When I finished reading this book for the first time, I immediately flipped back to the first page to start again. This was partly because two-thirds of the way through my first read, I looked at some reviews of the book and realized how many details and jokes I missed. The book started out great, but lost me in the middle, where the introduction of multiple new characters slowed down the plot, and Crowley and Aziraphale disappeared for pages and pages, and then finally showed up near the end for a good, if a bit anti-climactic, finish.
The second read was much more enjoyable, now that I was already familiar with the characters and the plot. I read more carefully this time, caught a bunch of things I didn't get the first time around, and was generally entertained. The book pokes fun at a lot of things in life while also being surprisingly insightful at times, and I didn't find it tiring or boring to reread so soon after the initial read. I think Good Omens
is probably one of those books that can be read over and over again and is still enjoyable, even seems fresh, each time. (I'm pretty sure that even after two reads, I still probably did not get half the jokes.)

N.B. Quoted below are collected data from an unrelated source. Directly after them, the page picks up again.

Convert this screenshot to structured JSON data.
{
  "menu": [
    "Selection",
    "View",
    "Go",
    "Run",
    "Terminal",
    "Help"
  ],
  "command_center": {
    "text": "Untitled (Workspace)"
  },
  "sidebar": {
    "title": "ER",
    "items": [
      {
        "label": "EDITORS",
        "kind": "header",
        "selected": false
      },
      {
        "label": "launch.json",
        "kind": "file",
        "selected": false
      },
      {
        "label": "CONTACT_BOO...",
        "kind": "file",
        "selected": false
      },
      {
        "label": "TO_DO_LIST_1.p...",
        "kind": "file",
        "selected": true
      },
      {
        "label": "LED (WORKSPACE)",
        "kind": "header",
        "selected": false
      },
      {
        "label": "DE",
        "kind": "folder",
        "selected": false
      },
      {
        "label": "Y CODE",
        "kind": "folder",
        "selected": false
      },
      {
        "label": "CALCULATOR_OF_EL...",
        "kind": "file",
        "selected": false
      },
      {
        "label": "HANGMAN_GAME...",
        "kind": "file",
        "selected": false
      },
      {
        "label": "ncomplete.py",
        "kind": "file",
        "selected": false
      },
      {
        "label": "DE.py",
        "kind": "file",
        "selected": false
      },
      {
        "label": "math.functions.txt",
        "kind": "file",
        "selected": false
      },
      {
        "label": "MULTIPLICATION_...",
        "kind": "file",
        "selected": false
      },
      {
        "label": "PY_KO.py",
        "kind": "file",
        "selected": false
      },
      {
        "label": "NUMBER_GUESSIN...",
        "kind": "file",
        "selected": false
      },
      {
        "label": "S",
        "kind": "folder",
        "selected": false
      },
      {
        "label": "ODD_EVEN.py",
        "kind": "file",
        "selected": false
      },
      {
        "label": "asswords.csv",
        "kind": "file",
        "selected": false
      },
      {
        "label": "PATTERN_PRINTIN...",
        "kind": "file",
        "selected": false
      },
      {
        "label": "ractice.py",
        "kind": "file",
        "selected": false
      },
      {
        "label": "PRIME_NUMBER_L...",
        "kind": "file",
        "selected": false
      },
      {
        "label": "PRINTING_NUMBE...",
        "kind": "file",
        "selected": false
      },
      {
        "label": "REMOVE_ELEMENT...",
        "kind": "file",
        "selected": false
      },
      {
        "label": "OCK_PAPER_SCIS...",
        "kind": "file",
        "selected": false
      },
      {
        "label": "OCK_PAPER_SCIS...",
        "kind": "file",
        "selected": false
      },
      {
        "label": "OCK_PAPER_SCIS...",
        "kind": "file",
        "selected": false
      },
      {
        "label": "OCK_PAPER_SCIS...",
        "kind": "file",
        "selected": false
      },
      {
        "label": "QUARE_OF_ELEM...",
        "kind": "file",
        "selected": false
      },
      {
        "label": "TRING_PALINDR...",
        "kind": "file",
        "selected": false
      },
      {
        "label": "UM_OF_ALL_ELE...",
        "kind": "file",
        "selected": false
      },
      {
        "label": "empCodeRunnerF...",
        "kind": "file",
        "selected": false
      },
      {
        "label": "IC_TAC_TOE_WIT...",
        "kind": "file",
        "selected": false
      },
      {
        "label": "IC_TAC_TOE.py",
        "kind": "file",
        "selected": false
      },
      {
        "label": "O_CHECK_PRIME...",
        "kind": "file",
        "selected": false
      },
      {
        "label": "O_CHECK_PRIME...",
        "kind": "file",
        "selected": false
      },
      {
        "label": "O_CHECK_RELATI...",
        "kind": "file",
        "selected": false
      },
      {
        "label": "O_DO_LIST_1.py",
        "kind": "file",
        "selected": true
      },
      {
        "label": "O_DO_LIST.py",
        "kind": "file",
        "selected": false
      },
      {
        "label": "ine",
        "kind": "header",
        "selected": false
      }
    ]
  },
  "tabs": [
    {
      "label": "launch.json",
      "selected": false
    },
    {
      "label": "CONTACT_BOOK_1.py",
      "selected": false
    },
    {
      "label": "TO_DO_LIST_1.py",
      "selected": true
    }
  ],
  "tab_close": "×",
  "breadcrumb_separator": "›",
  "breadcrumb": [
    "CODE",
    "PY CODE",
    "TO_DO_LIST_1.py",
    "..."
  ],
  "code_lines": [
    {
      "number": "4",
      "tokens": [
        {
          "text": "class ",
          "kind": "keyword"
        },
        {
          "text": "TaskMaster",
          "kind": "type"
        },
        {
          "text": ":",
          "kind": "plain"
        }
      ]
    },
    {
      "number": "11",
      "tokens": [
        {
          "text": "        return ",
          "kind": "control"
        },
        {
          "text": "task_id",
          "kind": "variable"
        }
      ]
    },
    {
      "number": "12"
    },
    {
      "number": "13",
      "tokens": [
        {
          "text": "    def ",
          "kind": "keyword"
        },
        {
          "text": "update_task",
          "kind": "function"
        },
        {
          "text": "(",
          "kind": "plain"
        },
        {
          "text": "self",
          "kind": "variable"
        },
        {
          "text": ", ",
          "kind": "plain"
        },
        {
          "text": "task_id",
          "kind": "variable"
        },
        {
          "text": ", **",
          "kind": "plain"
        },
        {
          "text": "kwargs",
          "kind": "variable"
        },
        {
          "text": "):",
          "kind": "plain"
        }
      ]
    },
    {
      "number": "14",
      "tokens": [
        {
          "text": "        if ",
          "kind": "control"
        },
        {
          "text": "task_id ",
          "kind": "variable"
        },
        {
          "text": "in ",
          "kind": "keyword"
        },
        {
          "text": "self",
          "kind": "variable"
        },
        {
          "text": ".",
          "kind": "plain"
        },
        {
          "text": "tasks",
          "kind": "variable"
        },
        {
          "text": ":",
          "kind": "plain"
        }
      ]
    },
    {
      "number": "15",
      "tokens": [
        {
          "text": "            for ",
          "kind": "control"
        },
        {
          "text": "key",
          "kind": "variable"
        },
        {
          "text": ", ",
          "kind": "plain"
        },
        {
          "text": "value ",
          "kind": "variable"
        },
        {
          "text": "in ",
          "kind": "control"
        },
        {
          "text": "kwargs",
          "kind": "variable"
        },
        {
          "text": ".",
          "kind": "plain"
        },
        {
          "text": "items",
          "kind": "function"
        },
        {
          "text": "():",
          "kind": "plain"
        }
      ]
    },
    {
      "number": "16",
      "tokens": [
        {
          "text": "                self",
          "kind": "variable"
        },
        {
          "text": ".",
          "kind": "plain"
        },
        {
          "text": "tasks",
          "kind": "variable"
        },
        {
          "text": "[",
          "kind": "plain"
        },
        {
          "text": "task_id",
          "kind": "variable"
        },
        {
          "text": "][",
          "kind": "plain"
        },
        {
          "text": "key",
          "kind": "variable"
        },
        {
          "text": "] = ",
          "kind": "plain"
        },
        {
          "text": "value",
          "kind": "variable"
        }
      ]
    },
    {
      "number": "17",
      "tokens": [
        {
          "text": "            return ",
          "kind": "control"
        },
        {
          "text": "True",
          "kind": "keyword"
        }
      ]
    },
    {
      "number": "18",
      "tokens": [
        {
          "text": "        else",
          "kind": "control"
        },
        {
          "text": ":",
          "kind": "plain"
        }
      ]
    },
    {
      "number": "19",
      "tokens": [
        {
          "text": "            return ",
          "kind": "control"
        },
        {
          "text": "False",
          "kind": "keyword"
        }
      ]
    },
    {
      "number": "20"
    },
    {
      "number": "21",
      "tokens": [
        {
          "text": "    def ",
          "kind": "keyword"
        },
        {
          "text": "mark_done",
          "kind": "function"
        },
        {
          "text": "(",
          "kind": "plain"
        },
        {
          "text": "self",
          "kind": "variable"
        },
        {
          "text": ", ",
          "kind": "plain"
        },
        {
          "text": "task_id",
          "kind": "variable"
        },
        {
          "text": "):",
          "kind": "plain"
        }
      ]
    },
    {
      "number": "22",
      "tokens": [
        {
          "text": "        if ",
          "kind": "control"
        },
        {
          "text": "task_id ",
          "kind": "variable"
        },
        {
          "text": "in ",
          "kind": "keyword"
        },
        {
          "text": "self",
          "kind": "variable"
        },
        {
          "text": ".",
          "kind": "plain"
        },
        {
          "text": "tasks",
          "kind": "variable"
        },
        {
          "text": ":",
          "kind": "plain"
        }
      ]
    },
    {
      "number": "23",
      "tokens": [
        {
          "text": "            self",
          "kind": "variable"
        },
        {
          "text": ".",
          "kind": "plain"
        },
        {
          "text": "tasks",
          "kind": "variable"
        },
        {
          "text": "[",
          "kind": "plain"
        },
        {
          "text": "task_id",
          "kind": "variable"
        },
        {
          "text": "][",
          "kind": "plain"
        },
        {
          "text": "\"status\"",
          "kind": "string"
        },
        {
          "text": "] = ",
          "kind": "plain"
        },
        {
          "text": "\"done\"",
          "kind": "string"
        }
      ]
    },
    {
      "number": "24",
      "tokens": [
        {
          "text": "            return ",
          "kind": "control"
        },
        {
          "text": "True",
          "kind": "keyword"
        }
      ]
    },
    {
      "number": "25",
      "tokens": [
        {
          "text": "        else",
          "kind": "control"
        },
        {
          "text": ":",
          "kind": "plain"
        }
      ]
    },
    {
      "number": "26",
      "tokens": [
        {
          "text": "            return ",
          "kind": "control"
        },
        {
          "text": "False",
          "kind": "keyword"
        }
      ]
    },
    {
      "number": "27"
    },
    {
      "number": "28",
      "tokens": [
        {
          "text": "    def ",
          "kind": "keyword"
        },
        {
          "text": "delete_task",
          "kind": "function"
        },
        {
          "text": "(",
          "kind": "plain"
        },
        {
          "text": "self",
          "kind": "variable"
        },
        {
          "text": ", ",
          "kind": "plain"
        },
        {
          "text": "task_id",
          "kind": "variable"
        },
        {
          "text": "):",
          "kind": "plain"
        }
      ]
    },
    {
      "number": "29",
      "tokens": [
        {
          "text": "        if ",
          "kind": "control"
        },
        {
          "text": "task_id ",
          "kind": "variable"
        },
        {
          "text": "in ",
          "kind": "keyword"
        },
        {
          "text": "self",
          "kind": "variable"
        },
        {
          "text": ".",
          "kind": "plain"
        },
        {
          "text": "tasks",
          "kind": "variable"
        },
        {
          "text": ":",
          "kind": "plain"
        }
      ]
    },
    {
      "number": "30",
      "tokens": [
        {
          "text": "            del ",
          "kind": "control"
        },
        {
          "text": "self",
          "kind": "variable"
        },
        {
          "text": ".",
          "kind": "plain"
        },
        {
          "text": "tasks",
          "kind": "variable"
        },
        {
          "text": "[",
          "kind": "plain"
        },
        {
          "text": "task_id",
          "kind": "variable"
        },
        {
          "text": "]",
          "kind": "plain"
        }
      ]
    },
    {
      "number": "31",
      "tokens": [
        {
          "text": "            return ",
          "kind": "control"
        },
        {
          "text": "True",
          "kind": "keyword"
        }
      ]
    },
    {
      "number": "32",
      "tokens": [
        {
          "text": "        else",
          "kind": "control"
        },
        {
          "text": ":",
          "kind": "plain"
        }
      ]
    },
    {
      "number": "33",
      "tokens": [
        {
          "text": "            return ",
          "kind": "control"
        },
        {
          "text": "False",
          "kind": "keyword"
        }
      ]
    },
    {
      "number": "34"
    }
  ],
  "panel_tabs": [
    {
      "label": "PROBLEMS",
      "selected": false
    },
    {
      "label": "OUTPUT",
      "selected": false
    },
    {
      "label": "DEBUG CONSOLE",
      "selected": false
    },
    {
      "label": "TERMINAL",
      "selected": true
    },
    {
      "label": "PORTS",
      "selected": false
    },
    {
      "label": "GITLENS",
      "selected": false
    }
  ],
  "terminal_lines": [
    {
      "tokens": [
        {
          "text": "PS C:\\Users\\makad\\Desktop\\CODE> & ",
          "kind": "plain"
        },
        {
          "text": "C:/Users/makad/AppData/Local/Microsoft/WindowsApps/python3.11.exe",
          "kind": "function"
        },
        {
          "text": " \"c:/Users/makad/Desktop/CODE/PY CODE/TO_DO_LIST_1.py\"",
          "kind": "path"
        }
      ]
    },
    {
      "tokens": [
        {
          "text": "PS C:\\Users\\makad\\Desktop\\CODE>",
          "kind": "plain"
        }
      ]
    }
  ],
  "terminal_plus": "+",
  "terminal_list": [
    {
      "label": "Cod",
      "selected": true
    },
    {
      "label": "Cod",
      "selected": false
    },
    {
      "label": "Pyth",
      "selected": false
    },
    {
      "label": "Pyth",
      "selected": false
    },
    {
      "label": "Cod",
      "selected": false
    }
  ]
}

Crowley and Aziraphale are by far the best characters in the book, and sadly, I founnd Adam one of the more boring ones, despite being very important to the plot. I think the main problem is that his scenes don't contain much action, he just sits around and talks to his friends, but their discussions, while somewhat amusing, are nowhere near the level of entertainment of Crowley and Aziraphale's banter. The same goes for Anathema, Newt, Madame Tracy, and Shadwell. I felt like a lot of their scenes ran on a bit too long because half the time Pratchett and Gaiman are setting up for a joke, rather than moving the plot forward. I did appreciate their humour, but sometimes it's just a bit too much. However, I did end up liking just about every single character, and even Adam's scenes were not that bad the second time around.